Institute of Oncology, Rabin Medical Center, Beilinson Campus, Petach Tiqwa, Israel.
PLoS One. 2013;8(1):e51780. doi: 10.1371/journal.pone.0051780. Epub 2013 Jan 22.
To evaluate the effect of Bevacizumab in combination with chemotherapy on overall survival of patients with metastatic solid tumors.
A systematic literature search to identify randomized trials comparing chemotherapy with and without Bevacizumab in metastatic cancer. The primary end point was overall survival (OS) and the secondary end points were progression free survival (PFS) and toxicity. A meta-analysis was performed for each tumor type and for the combination of all tumors.
24 randomized trials with 8 different types of malignancies were included in this meta-analysis. Patients treated with Bevacizumab had an OS benefit, hazard ratio (HR) 0.89 (95% CI 0.84-0.93, P<0.00001 I(2)-4%). The combined analysis showed a PFS benefit with a HR 0.71 (95% CI 0.68-0.74, P<0.00001, I(2)-54%). The toxicity analysis showed a statistically significant increase in fatal adverse events (FAEs) in the Bevacizumab treatment arm, risk ratio (RR) 1.47 (95% CI 1.1-1.98). A separate analysis of the lung cancer trials showed an increased risk of fatal pulmonary hemorrhage with a RR of 5.65 (95% CI 1.26-25.26). The risk of G3-4 adverse events was increased: RR 1.2 (95% CI 1.15-1.24).
in this combined analysis Bevacizumab improved OS (with little heterogeneity) and PFS. These results should be considered in the light of lack of markers predictive of response and the increased severe and fatal toxicity seen with Bevacizumab treatment.

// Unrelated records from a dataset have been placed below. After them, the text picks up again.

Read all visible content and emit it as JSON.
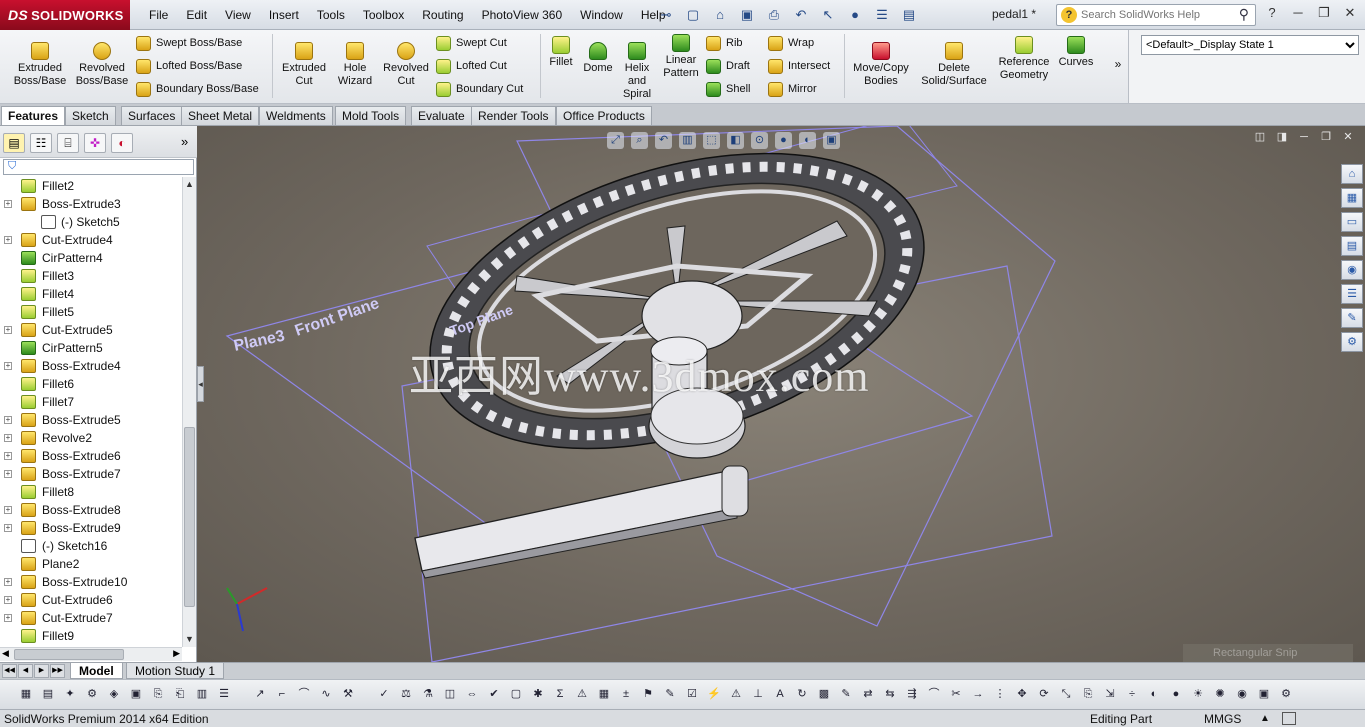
{
  "app": {
    "logo_prefix": "DS",
    "logo_text": "SOLIDWORKS",
    "document_name": "pedal1 *",
    "search_placeholder": "Search SolidWorks Help"
  },
  "menu": [
    "File",
    "Edit",
    "View",
    "Insert",
    "Tools",
    "Toolbox",
    "Routing",
    "PhotoView 360",
    "Window",
    "Help"
  ],
  "command_manager": {
    "large_buttons": [
      {
        "id": "extruded-boss-base",
        "line1": "Extruded",
        "line2": "Boss/Base",
        "icon": "extrude-icon"
      },
      {
        "id": "revolved-boss-base",
        "line1": "Revolved",
        "line2": "Boss/Base",
        "icon": "revolve-icon"
      },
      {
        "id": "extruded-cut",
        "line1": "Extruded",
        "line2": "Cut",
        "icon": "cut-extrude-icon"
      },
      {
        "id": "hole-wizard",
        "line1": "Hole",
        "line2": "Wizard",
        "icon": "hole-wizard-icon"
      },
      {
        "id": "revolved-cut",
        "line1": "Revolved",
        "line2": "Cut",
        "icon": "revolve-cut-icon"
      },
      {
        "id": "fillet",
        "line1": "Fillet",
        "line2": "",
        "icon": "fillet-icon"
      },
      {
        "id": "dome",
        "line1": "Dome",
        "line2": "",
        "icon": "dome-icon"
      },
      {
        "id": "helix-spiral",
        "line1": "Helix",
        "line2": "and",
        "line3": "Spiral",
        "icon": "helix-icon"
      },
      {
        "id": "linear-pattern",
        "line1": "Linear",
        "line2": "Pattern",
        "icon": "linear-pattern-icon"
      },
      {
        "id": "move-copy-bodies",
        "line1": "Move/Copy",
        "line2": "Bodies",
        "icon": "move-copy-icon"
      },
      {
        "id": "delete-solid-surface",
        "line1": "Delete",
        "line2": "Solid/Surface",
        "icon": "delete-body-icon"
      },
      {
        "id": "reference-geometry",
        "line1": "Reference",
        "line2": "Geometry",
        "icon": "reference-geometry-icon"
      },
      {
        "id": "curves",
        "line1": "Curves",
        "line2": "",
        "icon": "curves-icon"
      }
    ],
    "small_col1": [
      "Swept Boss/Base",
      "Lofted Boss/Base",
      "Boundary Boss/Base"
    ],
    "small_col2": [
      "Swept Cut",
      "Lofted Cut",
      "Boundary Cut"
    ],
    "small_col3": [
      "Rib",
      "Draft",
      "Shell"
    ],
    "small_col4": [
      "Wrap",
      "Intersect",
      "Mirror"
    ],
    "display_state": "<Default>_Display State 1"
  },
  "tabs": [
    "Features",
    "Sketch",
    "Surfaces",
    "Sheet Metal",
    "Weldments",
    "Mold Tools",
    "Evaluate",
    "Render Tools",
    "Office Products"
  ],
  "feature_tree": [
    {
      "label": "Fillet2",
      "icon": "fillet-icon",
      "expand": false,
      "sub": false
    },
    {
      "label": "Boss-Extrude3",
      "icon": "extrude-icon",
      "expand": true,
      "sub": false
    },
    {
      "label": "(-) Sketch5",
      "icon": "sketch-icon",
      "expand": false,
      "sub": true
    },
    {
      "label": "Cut-Extrude4",
      "icon": "cut-extrude-icon",
      "expand": true,
      "sub": false
    },
    {
      "label": "CirPattern4",
      "icon": "circular-pattern-icon",
      "expand": false,
      "sub": false
    },
    {
      "label": "Fillet3",
      "icon": "fillet-icon",
      "expand": false,
      "sub": false
    },
    {
      "label": "Fillet4",
      "icon": "fillet-icon",
      "expand": false,
      "sub": false
    },
    {
      "label": "Fillet5",
      "icon": "fillet-icon",
      "expand": false,
      "sub": false
    },
    {
      "label": "Cut-Extrude5",
      "icon": "cut-extrude-icon",
      "expand": true,
      "sub": false
    },
    {
      "label": "CirPattern5",
      "icon": "circular-pattern-icon",
      "expand": false,
      "sub": false
    },
    {
      "label": "Boss-Extrude4",
      "icon": "extrude-icon",
      "expand": true,
      "sub": false
    },
    {
      "label": "Fillet6",
      "icon": "fillet-icon",
      "expand": false,
      "sub": false
    },
    {
      "label": "Fillet7",
      "icon": "fillet-icon",
      "expand": false,
      "sub": false
    },
    {
      "label": "Boss-Extrude5",
      "icon": "extrude-icon",
      "expand": true,
      "sub": false
    },
    {
      "label": "Revolve2",
      "icon": "revolve-icon",
      "expand": true,
      "sub": false
    },
    {
      "label": "Boss-Extrude6",
      "icon": "extrude-icon",
      "expand": true,
      "sub": false
    },
    {
      "label": "Boss-Extrude7",
      "icon": "extrude-icon",
      "expand": true,
      "sub": false
    },
    {
      "label": "Fillet8",
      "icon": "fillet-icon",
      "expand": false,
      "sub": false
    },
    {
      "label": "Boss-Extrude8",
      "icon": "extrude-icon",
      "expand": true,
      "sub": false
    },
    {
      "label": "Boss-Extrude9",
      "icon": "extrude-icon",
      "expand": true,
      "sub": false
    },
    {
      "label": "(-) Sketch16",
      "icon": "sketch-icon",
      "expand": false,
      "sub": false
    },
    {
      "label": "Plane2",
      "icon": "plane-icon",
      "expand": false,
      "sub": false
    },
    {
      "label": "Boss-Extrude10",
      "icon": "extrude-icon",
      "expand": true,
      "sub": false
    },
    {
      "label": "Cut-Extrude6",
      "icon": "cut-extrude-icon",
      "expand": true,
      "sub": false
    },
    {
      "label": "Cut-Extrude7",
      "icon": "cut-extrude-icon",
      "expand": true,
      "sub": false
    },
    {
      "label": "Fillet9",
      "icon": "fillet-icon",
      "expand": false,
      "sub": false
    }
  ],
  "viewport": {
    "plane_labels": [
      "Plane3",
      "Front Plane",
      "Top Plane"
    ],
    "watermark": "亚西网www.3dmox.com",
    "ghost_tooltip": "Rectangular Snip",
    "colors": {
      "background": "#6e675e",
      "plane_outline": "#8f86e8",
      "part": "#d8d8dc",
      "part_shadow": "#8a8a90"
    }
  },
  "bottom_tabs": [
    "Model",
    "Motion Study 1"
  ],
  "status": {
    "edition": "SolidWorks Premium 2014 x64 Edition",
    "mode": "Editing Part",
    "units": "MMGS"
  }
}
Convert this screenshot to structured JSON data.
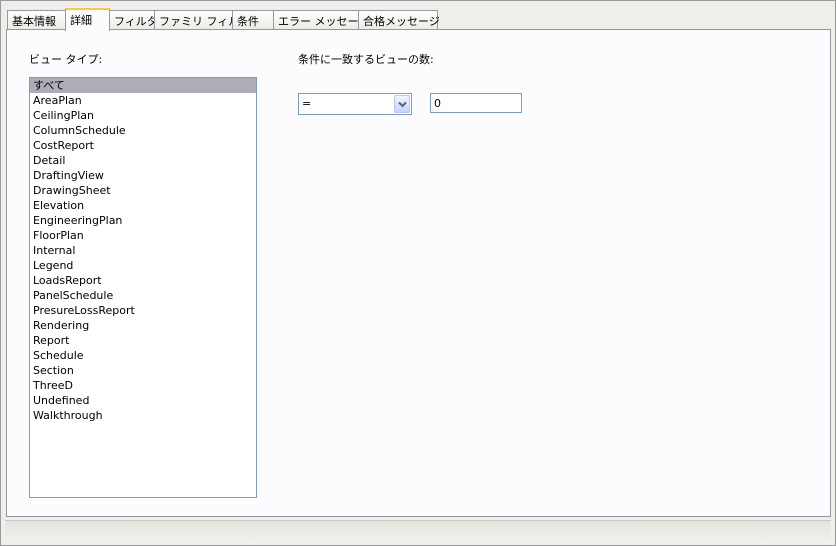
{
  "tabs": [
    {
      "label": "基本情報"
    },
    {
      "label": "詳細"
    },
    {
      "label": "フィルタ"
    },
    {
      "label": "ファミリ フィルタ"
    },
    {
      "label": "条件"
    },
    {
      "label": "エラー メッセージ"
    },
    {
      "label": "合格メッセージ"
    }
  ],
  "active_tab": "詳細",
  "view_type_label": "ビュー タイプ:",
  "view_types": [
    "すべて",
    "AreaPlan",
    "CeilingPlan",
    "ColumnSchedule",
    "CostReport",
    "Detail",
    "DraftingView",
    "DrawingSheet",
    "Elevation",
    "EngineeringPlan",
    "FloorPlan",
    "Internal",
    "Legend",
    "LoadsReport",
    "PanelSchedule",
    "PresureLossReport",
    "Rendering",
    "Report",
    "Schedule",
    "Section",
    "ThreeD",
    "Undefined",
    "Walkthrough"
  ],
  "selected_view_type": "すべて",
  "count_label": "条件に一致するビューの数:",
  "operator": {
    "value": "="
  },
  "count_value": "0"
}
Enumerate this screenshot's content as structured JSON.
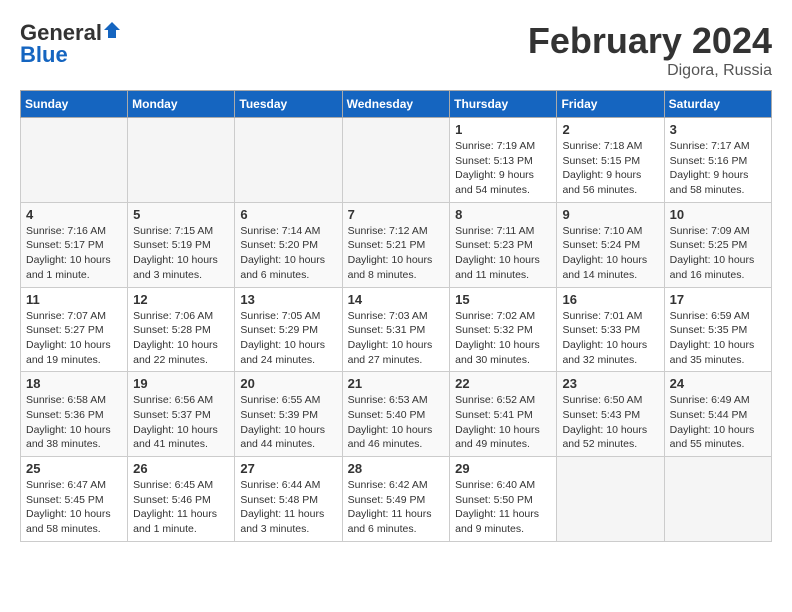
{
  "header": {
    "logo_general": "General",
    "logo_blue": "Blue",
    "main_title": "February 2024",
    "subtitle": "Digora, Russia"
  },
  "days_of_week": [
    "Sunday",
    "Monday",
    "Tuesday",
    "Wednesday",
    "Thursday",
    "Friday",
    "Saturday"
  ],
  "weeks": [
    [
      {
        "day": "",
        "info": ""
      },
      {
        "day": "",
        "info": ""
      },
      {
        "day": "",
        "info": ""
      },
      {
        "day": "",
        "info": ""
      },
      {
        "day": "1",
        "info": "Sunrise: 7:19 AM\nSunset: 5:13 PM\nDaylight: 9 hours\nand 54 minutes."
      },
      {
        "day": "2",
        "info": "Sunrise: 7:18 AM\nSunset: 5:15 PM\nDaylight: 9 hours\nand 56 minutes."
      },
      {
        "day": "3",
        "info": "Sunrise: 7:17 AM\nSunset: 5:16 PM\nDaylight: 9 hours\nand 58 minutes."
      }
    ],
    [
      {
        "day": "4",
        "info": "Sunrise: 7:16 AM\nSunset: 5:17 PM\nDaylight: 10 hours\nand 1 minute."
      },
      {
        "day": "5",
        "info": "Sunrise: 7:15 AM\nSunset: 5:19 PM\nDaylight: 10 hours\nand 3 minutes."
      },
      {
        "day": "6",
        "info": "Sunrise: 7:14 AM\nSunset: 5:20 PM\nDaylight: 10 hours\nand 6 minutes."
      },
      {
        "day": "7",
        "info": "Sunrise: 7:12 AM\nSunset: 5:21 PM\nDaylight: 10 hours\nand 8 minutes."
      },
      {
        "day": "8",
        "info": "Sunrise: 7:11 AM\nSunset: 5:23 PM\nDaylight: 10 hours\nand 11 minutes."
      },
      {
        "day": "9",
        "info": "Sunrise: 7:10 AM\nSunset: 5:24 PM\nDaylight: 10 hours\nand 14 minutes."
      },
      {
        "day": "10",
        "info": "Sunrise: 7:09 AM\nSunset: 5:25 PM\nDaylight: 10 hours\nand 16 minutes."
      }
    ],
    [
      {
        "day": "11",
        "info": "Sunrise: 7:07 AM\nSunset: 5:27 PM\nDaylight: 10 hours\nand 19 minutes."
      },
      {
        "day": "12",
        "info": "Sunrise: 7:06 AM\nSunset: 5:28 PM\nDaylight: 10 hours\nand 22 minutes."
      },
      {
        "day": "13",
        "info": "Sunrise: 7:05 AM\nSunset: 5:29 PM\nDaylight: 10 hours\nand 24 minutes."
      },
      {
        "day": "14",
        "info": "Sunrise: 7:03 AM\nSunset: 5:31 PM\nDaylight: 10 hours\nand 27 minutes."
      },
      {
        "day": "15",
        "info": "Sunrise: 7:02 AM\nSunset: 5:32 PM\nDaylight: 10 hours\nand 30 minutes."
      },
      {
        "day": "16",
        "info": "Sunrise: 7:01 AM\nSunset: 5:33 PM\nDaylight: 10 hours\nand 32 minutes."
      },
      {
        "day": "17",
        "info": "Sunrise: 6:59 AM\nSunset: 5:35 PM\nDaylight: 10 hours\nand 35 minutes."
      }
    ],
    [
      {
        "day": "18",
        "info": "Sunrise: 6:58 AM\nSunset: 5:36 PM\nDaylight: 10 hours\nand 38 minutes."
      },
      {
        "day": "19",
        "info": "Sunrise: 6:56 AM\nSunset: 5:37 PM\nDaylight: 10 hours\nand 41 minutes."
      },
      {
        "day": "20",
        "info": "Sunrise: 6:55 AM\nSunset: 5:39 PM\nDaylight: 10 hours\nand 44 minutes."
      },
      {
        "day": "21",
        "info": "Sunrise: 6:53 AM\nSunset: 5:40 PM\nDaylight: 10 hours\nand 46 minutes."
      },
      {
        "day": "22",
        "info": "Sunrise: 6:52 AM\nSunset: 5:41 PM\nDaylight: 10 hours\nand 49 minutes."
      },
      {
        "day": "23",
        "info": "Sunrise: 6:50 AM\nSunset: 5:43 PM\nDaylight: 10 hours\nand 52 minutes."
      },
      {
        "day": "24",
        "info": "Sunrise: 6:49 AM\nSunset: 5:44 PM\nDaylight: 10 hours\nand 55 minutes."
      }
    ],
    [
      {
        "day": "25",
        "info": "Sunrise: 6:47 AM\nSunset: 5:45 PM\nDaylight: 10 hours\nand 58 minutes."
      },
      {
        "day": "26",
        "info": "Sunrise: 6:45 AM\nSunset: 5:46 PM\nDaylight: 11 hours\nand 1 minute."
      },
      {
        "day": "27",
        "info": "Sunrise: 6:44 AM\nSunset: 5:48 PM\nDaylight: 11 hours\nand 3 minutes."
      },
      {
        "day": "28",
        "info": "Sunrise: 6:42 AM\nSunset: 5:49 PM\nDaylight: 11 hours\nand 6 minutes."
      },
      {
        "day": "29",
        "info": "Sunrise: 6:40 AM\nSunset: 5:50 PM\nDaylight: 11 hours\nand 9 minutes."
      },
      {
        "day": "",
        "info": ""
      },
      {
        "day": "",
        "info": ""
      }
    ]
  ]
}
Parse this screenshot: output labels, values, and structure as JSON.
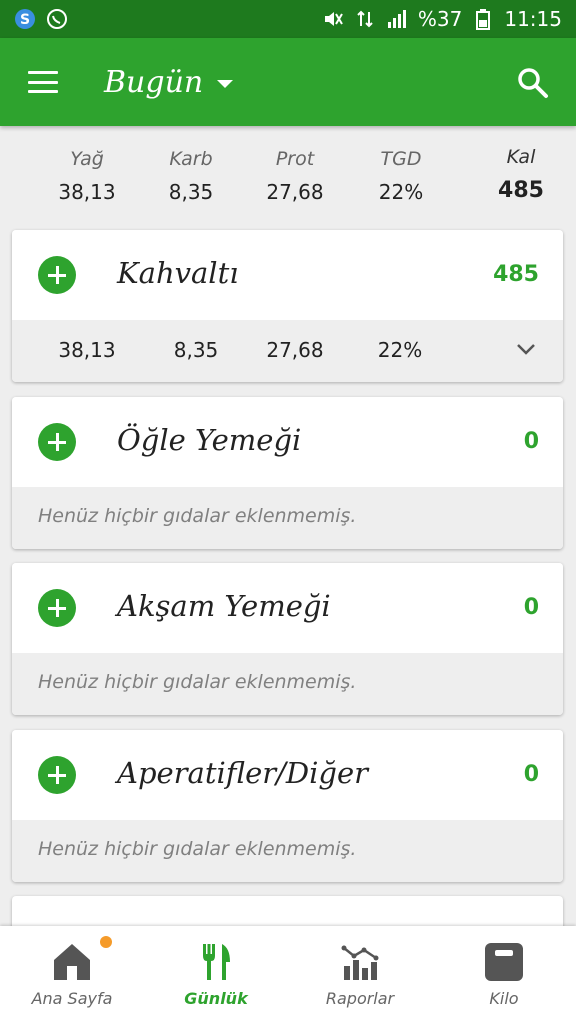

评估贝伐珠单抗联合化疗对转移性实体瘤患者总生存期的影响。
系统文献检索,以确定比较转移性癌症中贝伐珠单抗联合化疗与单纯化疗的随机试验。主要终点是总生存期(OS),次要终点是无进展生存期(PFS)和毒性。对每种肿瘤类型和所有肿瘤的联合进行了荟萃分析。
共有 24 项随机试验纳入了 8 种不同类型的恶性肿瘤。接受贝伐珠单抗治疗的患者 OS 获益,风险比(HR)为 0.89(95%可信区间 0.84-0.93,P<0.00001 I(2)-4%)。联合分析显示 PFS 获益,HR 为 0.71(95%可信区间 0.68-0.74,P<0.00001,I(2)-54%)。毒性分析显示贝伐珠单抗治疗组致命不良事件(FAEs)发生率有统计学意义增加,风险比(RR)为 1.47(95%可信区间 1.1-1.98)。对肺癌试验的单独分析显示致命性肺出血的风险增加,RR 为 5.65(95%可信区间 1.26-25.26)。3-4 级不良事件的风险增加:RR 为 1.2(95%可信区间 1.15-1.24)。
在这项联合分析中,贝伐珠单抗改善了 OS(异质性较小)和 PFS。在考虑到缺乏反应预测标志物以及贝伐珠单抗治疗中观察到的严重和致命毒性增加的情况下,应考虑这些结果。